Oak Bay council is pushing ahead with a ban on all gas-powered gardening equipment after giving a unanimous nod to the move this week.
The issue had been simmering for some time — last year, council opted to stop supplying municipal workers with such equipment by October 2023.
Now the prohibition will apply to residential properties as well, and will be phased in through October 2026, said Oak Bay Mayor Kevin Murdoch.
Noise and emissions from gas-powered equipment are both concerns, but “noise is the big thing that makes people furious at the end of the day,” said Murdoch.
He said Oak Bay is leading the way in the region in the transition to electric-powered gardening equipment.
“I know that a number of the other municipalities are looking at it,” he said. “I think when we do our research that will inform what other people do, as well.”
He acknowledged that some people still have concerns about the way the new rule will be implemented, including commercial operators.
Kevin Bunting of Island Horticultural Services, who has been in the business over 30 years, said changing all his equipment from gas to electric would cost him more than $20,000.
For example, while a new specialized gas-powered chainsaw would cost $650 to $700, a comparable battery-powered saw would be $1,100, plus the cost of a charger and batteries.
He said a gas blower can cost about $600, but a battery-powered version would cost around $1,100 each for just the two needed battery packs alone.
Then there is maintenance. Bunting said he can repair gas-powered machines with salvaged parts from other machines — something he can’t do with electric.
“I think it’s like automobiles,” Bunting said. “Not all of us are going to be able to go out and buy an electric automobile, nor do we have enough infrastructure.”
He said he used to work in Oak Bay a lot — about 90 per cent — but now largely works around Saanich and the Saanich Peninsula.
Some newer companies will be less affected by the change than older landscaping outlets, because they’ve had electric equipment from the start, he said. “I’ve seen a lot of start-ups that have more electric than some of the older companies do.”
Ross Bay Home Hardware assistant manager Heather Koop said the majority of the garden and yard equipment the store is selling is electric rather than gas. “For us, we definitely outpace gas, by far, in our sales.”
Environmental considerations are part of that, “but these units tend to be used less frequently, they’re lighter, easier to store.”
That includes leaf blowers, lawn mowers and edge trimmers, Koop said.
Before its vote, council considered a petition supporting a ban with about 700 signatures.
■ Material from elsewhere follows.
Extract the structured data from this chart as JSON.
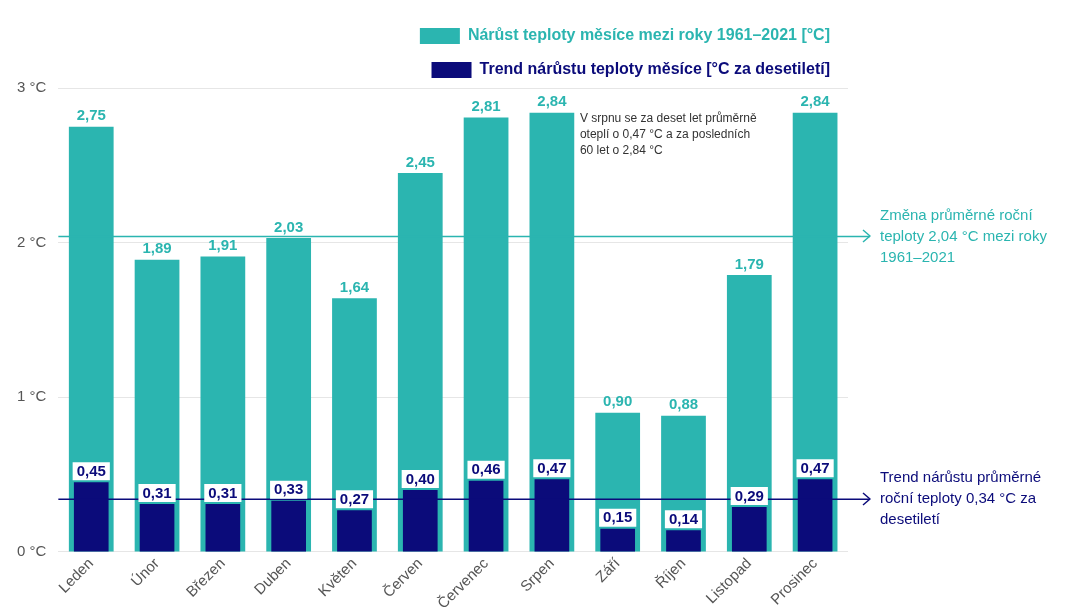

Francis Landy, who created the petition, said he was pleased with the outcome.
“It’s a good step,” he said. “So many people are happy about it.”
Still, he’s not expecting instant results. “People can be quite resistant,” he said. “People are attached to their noisy machines.
“I think it will take time.”
Murdoch said staff will prepare a report that looks at questions like whether to provide education or allow for grants to subsidize those changing to electric-powered equipment.
He said the municipality’s transition to electric is well underway, with about one-third of its equipment already switched from gas.
“The best guess from staff is within the next 18 months we should be able to have a viable alternative.”
The hope is that residents will look at the electric option when they make their next gardening-equipment purchase, Murdoch said.
In Victoria, a noise bylaw expected to go to council this summer includes a possible ban on gas-powered leaf blowers in the city. Meanwhile, the city plans to switch all municipal power tools and small-engine-driven equipment to renewable power by 2025.
Saanich Mayor Fred Haynes said the public works yard in his jurisdiction is moving toward electric equipment, but it’s hard to compare the landscaping issues of Oak Bay with Saanich, the eighth-largest municipality in the province.
Saanich is 55 per cent rural area and green space, he said.
“We have not moved toward positioning a timeline for a ban on household use of [gas] motors,” Haynes said.
Residents are encouraged to go with electric equipment versus gas, he said, adding it’s good to see stores stocking comprehensive lines of those tools.
Haynes said he expects to see a shift in the market in the next year or so.
“Council’s always ready to consider things as they change.”